FRP Real Estate Advisory has arranged a £4.1m commercial term facility to refinance a newly built 38-bed purpose-built student accommodation (PBSA) block in York, completing the deal ahead of the formal lease activation scheduled for this July.
The fixed-rate loan was secured at 72% LTV for an established Northern England-based developer. It carries a fixed interest rate of 6.25% p.a. for the first two years, transitioning to a margin of 2.50% p.a. thereafter. The funding aligns with a market value of £5.77m and is supported by a 25-year lease to a local university.
The transaction was led by Philip Kay, director at FRP Real Estate Advisory, who structured the deal around a complex completion timeline to maximise drawdown efficiency before the lease formally commenced.
During the pre-completion phase, the borrower identified an opportunity to reconfigure the building’s internal layout, securing planning consent to add two additional student rooms. That variation to the Agreement for Lease enhanced the property’s overall rental yield, though it also introduced additional structuring challenges ahead of funding.
Traditional commercial credit guidelines typically require full lease completion as a condition precedent to drawdown. To work around this, Philip coordinated closely with the lender to secure full drawdown in advance of the July lease completion date, using a tailored interest reserve to cover the period before rental payments began.
With Basel 3.1 capital requirements placing growing constraints on banks’ ability to lend against PBSA assets, the team sourced funding through a specialist debt fund rather than the traditional banking route, which allowed for terms more closely aligned with the asset’s commercial profile.
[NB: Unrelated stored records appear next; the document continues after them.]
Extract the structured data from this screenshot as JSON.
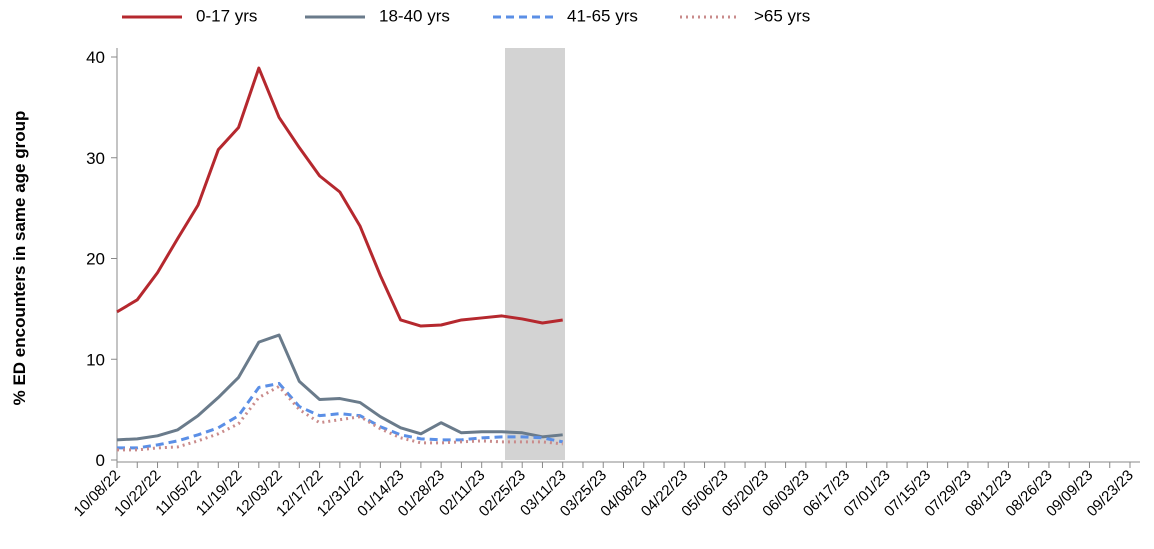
{
  "chart_data": {
    "type": "line",
    "y_label": "% ED encounters in same age group",
    "categories": [
      "10/08/22",
      null,
      "10/22/22",
      null,
      "11/05/22",
      null,
      "11/19/22",
      null,
      "12/03/22",
      null,
      "12/17/22",
      null,
      "12/31/22",
      null,
      "01/14/23",
      null,
      "01/28/23",
      null,
      "02/11/23",
      null,
      "02/25/23",
      null,
      "03/11/23",
      null,
      "03/25/23",
      null,
      "04/08/23",
      null,
      "04/22/23",
      null,
      "05/06/23",
      null,
      "05/20/23",
      null,
      "06/03/23",
      null,
      "06/17/23",
      null,
      "07/01/23",
      null,
      "07/15/23",
      null,
      "07/29/23",
      null,
      "08/12/23",
      null,
      "08/26/23",
      null,
      "09/09/23",
      null,
      "09/23/23"
    ],
    "series": [
      {
        "name": "0-17 yrs",
        "color": "#b5282e",
        "line_style": "solid",
        "values": [
          14.7,
          15.9,
          18.6,
          22.0,
          25.3,
          30.8,
          33.0,
          38.9,
          34.0,
          31.0,
          28.2,
          26.6,
          23.2,
          18.3,
          13.9,
          13.3,
          13.4,
          13.9,
          14.1,
          14.3,
          14.0,
          13.6,
          13.9,
          null,
          null,
          null,
          null,
          null,
          null,
          null,
          null,
          null,
          null,
          null,
          null,
          null,
          null,
          null,
          null,
          null,
          null,
          null,
          null,
          null,
          null,
          null,
          null,
          null,
          null,
          null,
          null
        ]
      },
      {
        "name": "18-40 yrs",
        "color": "#6a7b8b",
        "line_style": "solid",
        "values": [
          2.0,
          2.1,
          2.4,
          3.0,
          4.4,
          6.2,
          8.2,
          11.7,
          12.4,
          7.8,
          6.0,
          6.1,
          5.7,
          4.3,
          3.2,
          2.6,
          3.7,
          2.7,
          2.8,
          2.8,
          2.7,
          2.3,
          2.5,
          null,
          null,
          null,
          null,
          null,
          null,
          null,
          null,
          null,
          null,
          null,
          null,
          null,
          null,
          null,
          null,
          null,
          null,
          null,
          null,
          null,
          null,
          null,
          null,
          null,
          null,
          null,
          null
        ]
      },
      {
        "name": "41-65 yrs",
        "color": "#5b8fe6",
        "line_style": "dashed",
        "values": [
          1.2,
          1.2,
          1.5,
          1.9,
          2.5,
          3.2,
          4.4,
          7.2,
          7.6,
          5.3,
          4.4,
          4.6,
          4.4,
          3.3,
          2.5,
          2.1,
          2.0,
          2.0,
          2.2,
          2.3,
          2.3,
          2.2,
          1.8,
          null,
          null,
          null,
          null,
          null,
          null,
          null,
          null,
          null,
          null,
          null,
          null,
          null,
          null,
          null,
          null,
          null,
          null,
          null,
          null,
          null,
          null,
          null,
          null,
          null,
          null,
          null,
          null
        ]
      },
      {
        "name": ">65 yrs",
        "color": "#c98b8b",
        "line_style": "dotted",
        "values": [
          1.0,
          1.0,
          1.2,
          1.3,
          1.9,
          2.6,
          3.6,
          6.2,
          7.3,
          5.0,
          3.7,
          4.0,
          4.3,
          3.1,
          2.2,
          1.7,
          1.7,
          1.8,
          1.9,
          1.8,
          1.8,
          1.8,
          1.6,
          null,
          null,
          null,
          null,
          null,
          null,
          null,
          null,
          null,
          null,
          null,
          null,
          null,
          null,
          null,
          null,
          null,
          null,
          null,
          null,
          null,
          null,
          null,
          null,
          null,
          null,
          null,
          null
        ]
      }
    ],
    "ylim": [
      0,
      40
    ],
    "yticks": [
      0,
      10,
      20,
      30,
      40
    ],
    "legend": "top"
  }
}
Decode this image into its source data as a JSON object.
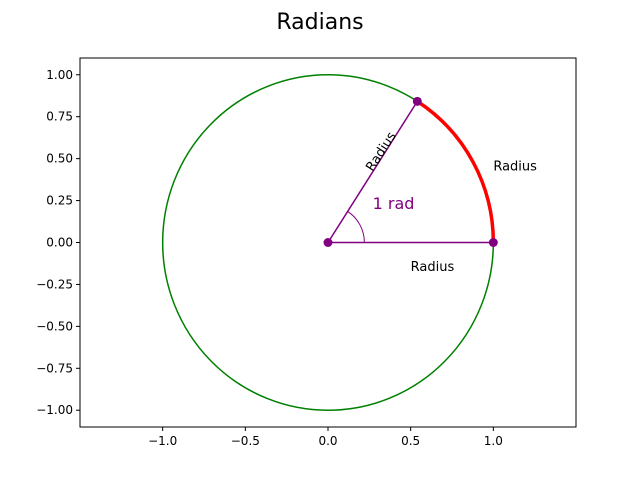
{
  "chart_data": {
    "type": "line",
    "title": "Radians",
    "xlabel": "",
    "ylabel": "",
    "xlim": [
      -1.5,
      1.5
    ],
    "ylim": [
      -1.1,
      1.1
    ],
    "xticks": [
      -1.0,
      -0.5,
      0.0,
      0.5,
      1.0
    ],
    "xtick_labels": [
      "−1.0",
      "−0.5",
      "0.0",
      "0.5",
      "1.0"
    ],
    "yticks": [
      1.0,
      0.75,
      0.5,
      0.25,
      0.0,
      -0.25,
      -0.5,
      -0.75,
      -1.0
    ],
    "ytick_labels": [
      "1.00",
      "0.75",
      "0.50",
      "0.25",
      "0.00",
      "−0.25",
      "−0.50",
      "−0.75",
      "−1.00"
    ],
    "grid": false,
    "circle": {
      "center": [
        0,
        0
      ],
      "radius": 1,
      "color": "#008000"
    },
    "angle_rad": 1,
    "radius_lines": [
      {
        "from": [
          0,
          0
        ],
        "to": [
          1,
          0
        ],
        "color": "#800080"
      },
      {
        "from": [
          0,
          0
        ],
        "to": [
          0.5403,
          0.8415
        ],
        "color": "#800080"
      }
    ],
    "points": [
      {
        "x": 0,
        "y": 0,
        "color": "#800080"
      },
      {
        "x": 1,
        "y": 0,
        "color": "#800080"
      },
      {
        "x": 0.5403,
        "y": 0.8415,
        "color": "#800080"
      }
    ],
    "arc": {
      "from_angle": 0,
      "to_angle": 1,
      "radius": 1,
      "color": "#ff0000"
    },
    "angle_marker": {
      "radius": 0.22,
      "from_angle": 0,
      "to_angle": 1,
      "color": "#800080"
    },
    "annotations": [
      {
        "text": "Radius",
        "x": 0.5,
        "y": -0.17,
        "rotation": 0
      },
      {
        "text": "Radius",
        "x": 0.27,
        "y": 0.42,
        "rotation": -57.3
      },
      {
        "text": "Radius",
        "x": 1.0,
        "y": 0.43,
        "rotation": 0
      },
      {
        "text": "1 rad",
        "x": 0.27,
        "y": 0.2,
        "rotation": 0,
        "color": "#800080"
      }
    ]
  }
}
A key part of securing lender confidence was demonstrating that market rent projections under an alternative direct-let PBSA model comfortably exceeded the agreed university lease rent, establishing the robustness of the asset’s standalone value.
“Securing a high-leverage 72% LTV facility at a highly competitive 6.25% fixed rate on the back of an Agreement for Lease requires an exceptional level of lender comfort,” said Philip Kay.
“By optimising the building’s layout prior to lease activation, we were able to significantly drive up the asset’s yield, but it required a sophisticated funding structure to unlock that value early.
“By designing a tailored interest reserve and demonstrating the robust standalone market value of the asset, we achieved an outstanding result. This facility gives our client complete financial certainty and liquidity well ahead of the university lease activating this July.”